Just How Many People Are ‘Flexitarian?'
Plant-based meat alternatives may be all the rage, but plenty of people still eat regular meat, too.
Diet trends can sometimes feel as indicative of an era as popular songs or who won the Super Bowl. Shrek 2 topped the box office, and your parents were on the South Beach Diet: The year was 2004. Right now, thanks to the explosion in plant-based meat, one of the most popular diet trends is being a “flexitarian” — people who eat meat, but also eat vegetarian and vegan alternatives, too. But just how popular is this trend? New data is beginning to reveal the answer.

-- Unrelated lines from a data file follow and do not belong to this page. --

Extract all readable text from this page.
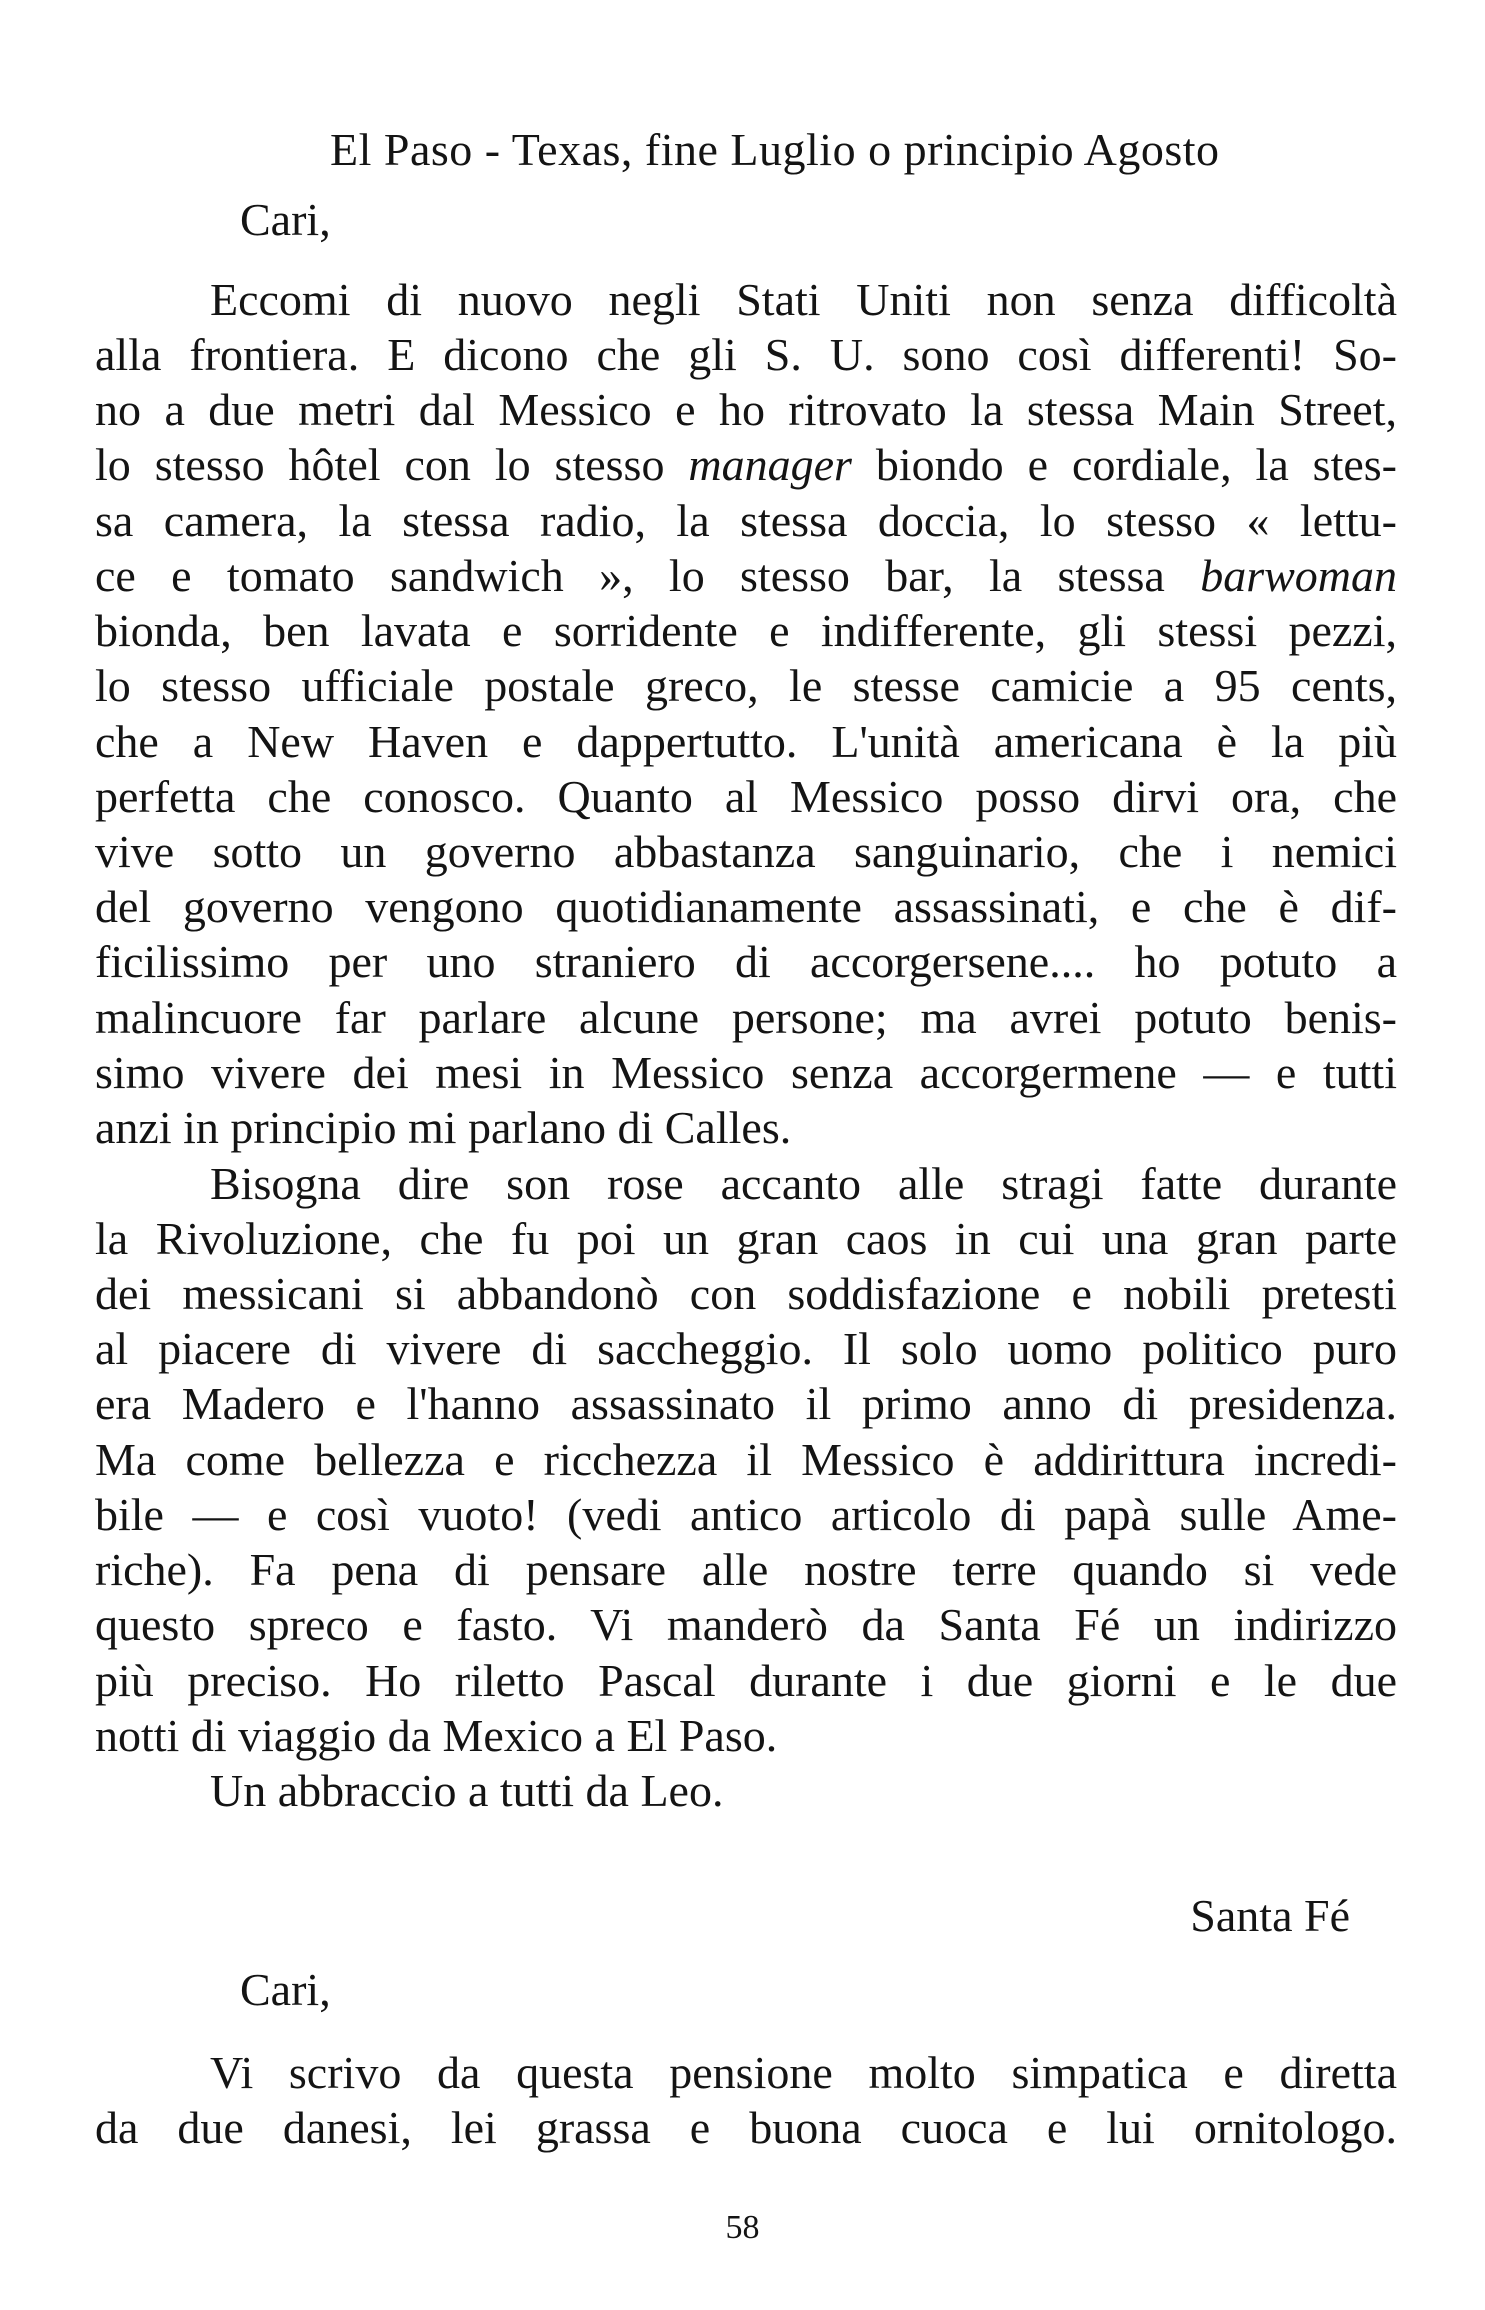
El Paso - Texas, fine Luglio o principio Agosto
Cari,
Eccomi di nuovo negli Stati Uniti non senza difficoltà
alla frontiera. E dicono che gli S. U. sono così differenti! So-
no a due metri dal Messico e ho ritrovato la stessa Main Street,
lo stesso hôtel con lo stesso manager biondo e cordiale, la stes-
sa camera, la stessa radio, la stessa doccia, lo stesso « lettu-
ce e tomato sandwich », lo stesso bar, la stessa barwoman
bionda, ben lavata e sorridente e indifferente, gli stessi pezzi,
lo stesso ufficiale postale greco, le stesse camicie a 95 cents,
che a New Haven e dappertutto. L'unità americana è la più
perfetta che conosco. Quanto al Messico posso dirvi ora, che
vive sotto un governo abbastanza sanguinario, che i nemici
del governo vengono quotidianamente assassinati, e che è dif-
ficilissimo per uno straniero di accorgersene.... ho potuto a
malincuore far parlare alcune persone; ma avrei potuto benis-
simo vivere dei mesi in Messico senza accorgermene — e tutti
anzi in principio mi parlano di Calles.
Bisogna dire son rose accanto alle stragi fatte durante
la Rivoluzione, che fu poi un gran caos in cui una gran parte
dei messicani si abbandonò con soddisfazione e nobili pretesti
al piacere di vivere di saccheggio. Il solo uomo politico puro
era Madero e l'hanno assassinato il primo anno di presidenza.
Ma come bellezza e ricchezza il Messico è addirittura incredi-
bile — e così vuoto! (vedi antico articolo di papà sulle Ame-
riche). Fa pena di pensare alle nostre terre quando si vede
questo spreco e fasto. Vi manderò da Santa Fé un indirizzo
più preciso. Ho riletto Pascal durante i due giorni e le due
notti di viaggio da Mexico a El Paso.
Un abbraccio a tutti da Leo.
Santa Fé
Cari,
Vi scrivo da questa pensione molto simpatica e diretta
da due danesi, lei grassa e buona cuoca e lui ornitologo.
58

A new report from the data gurus at Nielsen found that 98 percent of people who purchased plant-based meat also bought regular meat. Furthermore, only 27 percent of that same group purchased plant-based meat more than four times in the past year. Those numbers imply that a large majority of the people buying fake meat are regular meat eaters that only occasionally dabble with buying plant-based alternatives. And importantly, Nielsen also found that only 21.6 percent of U.S. households bought meat alternatives in the past year, period. As a result, it would seem that only about one in five people fit the definition of a “flexitarian” when it comes to meat — and depending on who you would consider to be a “hardcore” flexitarian, the number would be even lower than that.
And yet, Nielsen also found that 43 percent of respondents said they would be willing to swap plant-based meat for real meat. So what’s the discrepancy? Convenience and availability may be a big issue: Meat alternative sales were only about 1 percent the size of actual meat sales, in part because there’s just a lot more meat to buy. And cost itself could be a prohibitive factor: Nielsen pegged the price of meat alternatives at 10 cents per gram compared to 4 cents per gram for beef and 2 cents for chicken, pork, and turkey.

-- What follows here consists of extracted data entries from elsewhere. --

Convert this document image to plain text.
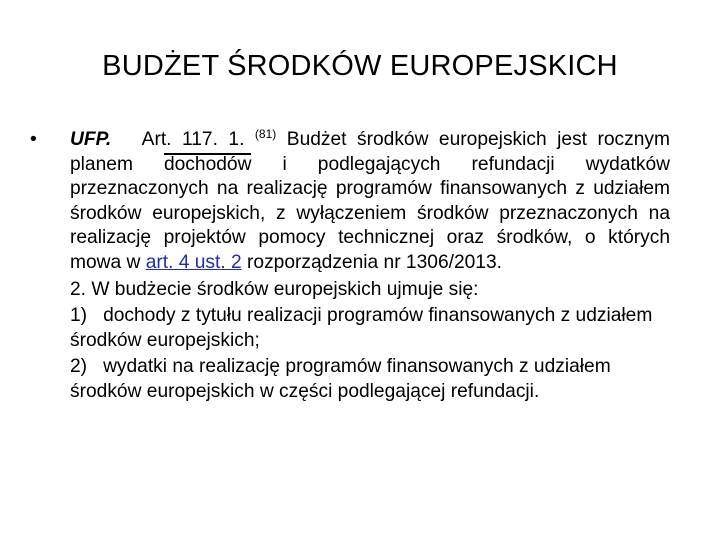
BUDŻET ŚRODKÓW EUROPEJSKICH
•	UFP. Art. 117. 1. $^{(81)}$ Budżet środków europejskich jest rocznym planem dochodów i podlegających refundacji wydatków przeznaczonych na realizację programów finansowanych z udziałem środków europejskich, z wyłączeniem środków przeznaczonych na realizację projektów pomocy technicznej oraz środków, o których mowa w art. 4 ust. 2 rozporządzenia nr 1306/2013.

2. W budżecie środków europejskich ujmuje się:

1) dochody z tytułu realizacji programów finansowanych z udziałem środków europejskich;

2) wydatki na realizację programów finansowanych z udziałem środków europejskich w części podlegającej refundacji.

Still, as Dairy Reporter recently explained, if you open up the idea of a flexitarian to include plant-based dairy products as well as plant-based meat, the term may reach a tipping point. Research from the Hartman Group found that 51 percent of the people they surveyed had purchased either dairy or meat plant-based alternatives in the past three months. Based on this, their researchers concluded that being flexitarian is “no longer a niche lifestyle choice but a prominent feature of mainstream food culture.”
In the end, the idea of a flexitarian is a bit of an enigma because, unlike other diets, it’s not restrictive; it’s inclusive and “flexible.” But looking at the term in its broadest sense, as plant-based alternatives become more mainstream, it would seem that diets fitting the flexitarian mold will continue to become more mainstream as well — whether you choose to define yourself by that term or not.